Bertelsmann will use the profits from the sale of its interest to start new
e-commerce projects and to build on existing e-commerce and content
activities, the media house said in a statement. Thomas Middelhoff,
Bertelsmann’s chairman and chief executive officer, said that the deal will
allow the company to propel its goal to “fully digitize Bertelsmann’s media
properties and build our position as one of the world’s leading Internet
content and e-commerce companies.”


AOL, on the other hand, says that the restructuring helps it to “more
aggressively serve the global market” and pursue Europe’s expected 125
million Internet audience, a target which the region is projected to reach
in 2004. According to AOL, AOL Europe now reaches more than 3.8 million
households.


AOL President and Chief Operating Officer Bob Pittman said the mega ISP will accelerate AOL
Europe’s expansion into new regional markets and develop access to new
platforms in its AOL Anywhere strategy.


In the distribution deal, Bertelsmann content will appear on the AOL and AOL
Europe networks.
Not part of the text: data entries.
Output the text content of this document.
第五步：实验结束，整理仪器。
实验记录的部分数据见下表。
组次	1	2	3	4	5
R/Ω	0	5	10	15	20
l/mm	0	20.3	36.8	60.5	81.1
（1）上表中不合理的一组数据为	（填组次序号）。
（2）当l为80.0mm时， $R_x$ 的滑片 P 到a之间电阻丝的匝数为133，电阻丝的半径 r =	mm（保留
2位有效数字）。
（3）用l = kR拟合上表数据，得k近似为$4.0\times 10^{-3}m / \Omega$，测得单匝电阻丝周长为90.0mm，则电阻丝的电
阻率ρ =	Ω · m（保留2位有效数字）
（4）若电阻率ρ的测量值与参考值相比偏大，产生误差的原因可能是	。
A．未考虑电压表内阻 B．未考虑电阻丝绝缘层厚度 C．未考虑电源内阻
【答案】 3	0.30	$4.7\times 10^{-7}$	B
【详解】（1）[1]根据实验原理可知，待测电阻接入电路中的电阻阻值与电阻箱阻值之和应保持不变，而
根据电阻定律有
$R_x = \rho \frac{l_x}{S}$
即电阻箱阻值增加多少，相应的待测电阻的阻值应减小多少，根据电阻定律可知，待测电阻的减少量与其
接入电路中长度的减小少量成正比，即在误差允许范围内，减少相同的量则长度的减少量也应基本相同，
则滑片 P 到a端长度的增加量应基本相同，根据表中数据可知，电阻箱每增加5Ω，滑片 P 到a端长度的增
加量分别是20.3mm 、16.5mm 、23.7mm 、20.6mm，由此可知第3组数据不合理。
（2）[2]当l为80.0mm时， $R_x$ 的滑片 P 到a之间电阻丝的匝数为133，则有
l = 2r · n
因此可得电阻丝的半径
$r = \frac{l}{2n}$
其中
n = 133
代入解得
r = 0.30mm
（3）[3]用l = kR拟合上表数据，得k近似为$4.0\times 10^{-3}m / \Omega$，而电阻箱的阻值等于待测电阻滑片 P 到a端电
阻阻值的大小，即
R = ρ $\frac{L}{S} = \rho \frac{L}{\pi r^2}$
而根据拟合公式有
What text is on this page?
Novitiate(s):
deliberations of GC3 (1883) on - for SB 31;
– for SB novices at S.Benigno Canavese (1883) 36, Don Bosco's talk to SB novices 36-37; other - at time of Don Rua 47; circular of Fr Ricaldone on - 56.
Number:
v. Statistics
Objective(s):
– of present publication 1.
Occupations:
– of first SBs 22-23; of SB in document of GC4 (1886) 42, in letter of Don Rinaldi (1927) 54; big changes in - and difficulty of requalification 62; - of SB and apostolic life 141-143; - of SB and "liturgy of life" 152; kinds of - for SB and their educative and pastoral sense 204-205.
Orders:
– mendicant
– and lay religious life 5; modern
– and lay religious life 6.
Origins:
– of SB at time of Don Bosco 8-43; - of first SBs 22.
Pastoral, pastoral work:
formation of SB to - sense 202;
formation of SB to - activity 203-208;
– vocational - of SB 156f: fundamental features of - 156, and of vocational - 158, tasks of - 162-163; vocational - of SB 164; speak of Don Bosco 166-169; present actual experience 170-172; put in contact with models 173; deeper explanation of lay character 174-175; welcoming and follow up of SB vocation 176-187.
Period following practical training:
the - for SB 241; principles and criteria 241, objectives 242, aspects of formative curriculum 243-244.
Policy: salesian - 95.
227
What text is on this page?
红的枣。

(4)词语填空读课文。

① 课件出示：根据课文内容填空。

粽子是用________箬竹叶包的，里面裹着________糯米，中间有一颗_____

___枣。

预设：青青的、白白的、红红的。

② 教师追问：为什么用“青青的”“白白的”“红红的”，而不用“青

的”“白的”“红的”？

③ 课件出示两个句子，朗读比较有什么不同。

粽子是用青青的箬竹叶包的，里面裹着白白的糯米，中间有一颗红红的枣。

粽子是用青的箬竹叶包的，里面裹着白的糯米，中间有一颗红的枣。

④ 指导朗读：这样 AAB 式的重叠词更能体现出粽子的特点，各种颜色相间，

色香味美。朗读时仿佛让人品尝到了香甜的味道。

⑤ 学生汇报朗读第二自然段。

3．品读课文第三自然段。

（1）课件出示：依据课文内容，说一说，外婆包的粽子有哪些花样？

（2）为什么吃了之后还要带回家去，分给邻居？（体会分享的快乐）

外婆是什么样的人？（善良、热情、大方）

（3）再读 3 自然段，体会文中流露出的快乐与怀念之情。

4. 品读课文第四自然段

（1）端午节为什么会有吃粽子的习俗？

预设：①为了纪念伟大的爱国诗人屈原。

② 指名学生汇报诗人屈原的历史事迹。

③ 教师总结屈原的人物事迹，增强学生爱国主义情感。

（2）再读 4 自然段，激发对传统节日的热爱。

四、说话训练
The previous e-commerce agreements between the two will be
extended into Bertelsmann’s music and other properties such as
forgetmusic.com, AndSold, evenbetter.com, and Bertelsmann’s music and books
clubs. Digital music downloads and digital rights management will also play
into the deal and support Bertelsmann’s stated goal of becoming the world’s
top music company.


Broadband will also be included in the agreement, with Bertelsmann offering
broadband platform support for AOL and AOL Europe. While AOL will be a preferred partner, the deal is not exclusive.


Bertelsmann called the decision the result of extensive examination of its Internet strategy and an evaluation that ISP services were outside of its core interests. Middelhoff said that content and e-commerce are now the focus.


While AOL Chairman and Chief Executive Officer Steve Case called the move the extension of a
long relationship, the buy out was assumed to be the product of tensions following the AOL-Time Warner for a merger. However, both sides said that talks had actually begun independently late last year, prior to any merger discussions between AOL and Time Warner.


Michael Lynton, president of AOL International, will take the helm at AOL Europe as acting CEO, with its current president and CEO, Andreas Schmidt, will stay on through the transition. However, AOL’s Case and Pitmann said that the European property will remain independent because it will be led by local management with local implementation.


AOL would pay for its new full ownership of the global properties, in cash
or stock, by January 2002. Speculation is still swirling around the
possibility of an IPO for both AOL Europe, and for Bertelsmann’s separate
European e-commerce venture BOL.


In January, Middelhoff departed from AOL’s board of directors, citing AOL’s $182 billion merger with
top media company Time Warner Inc. as the reason for the departure.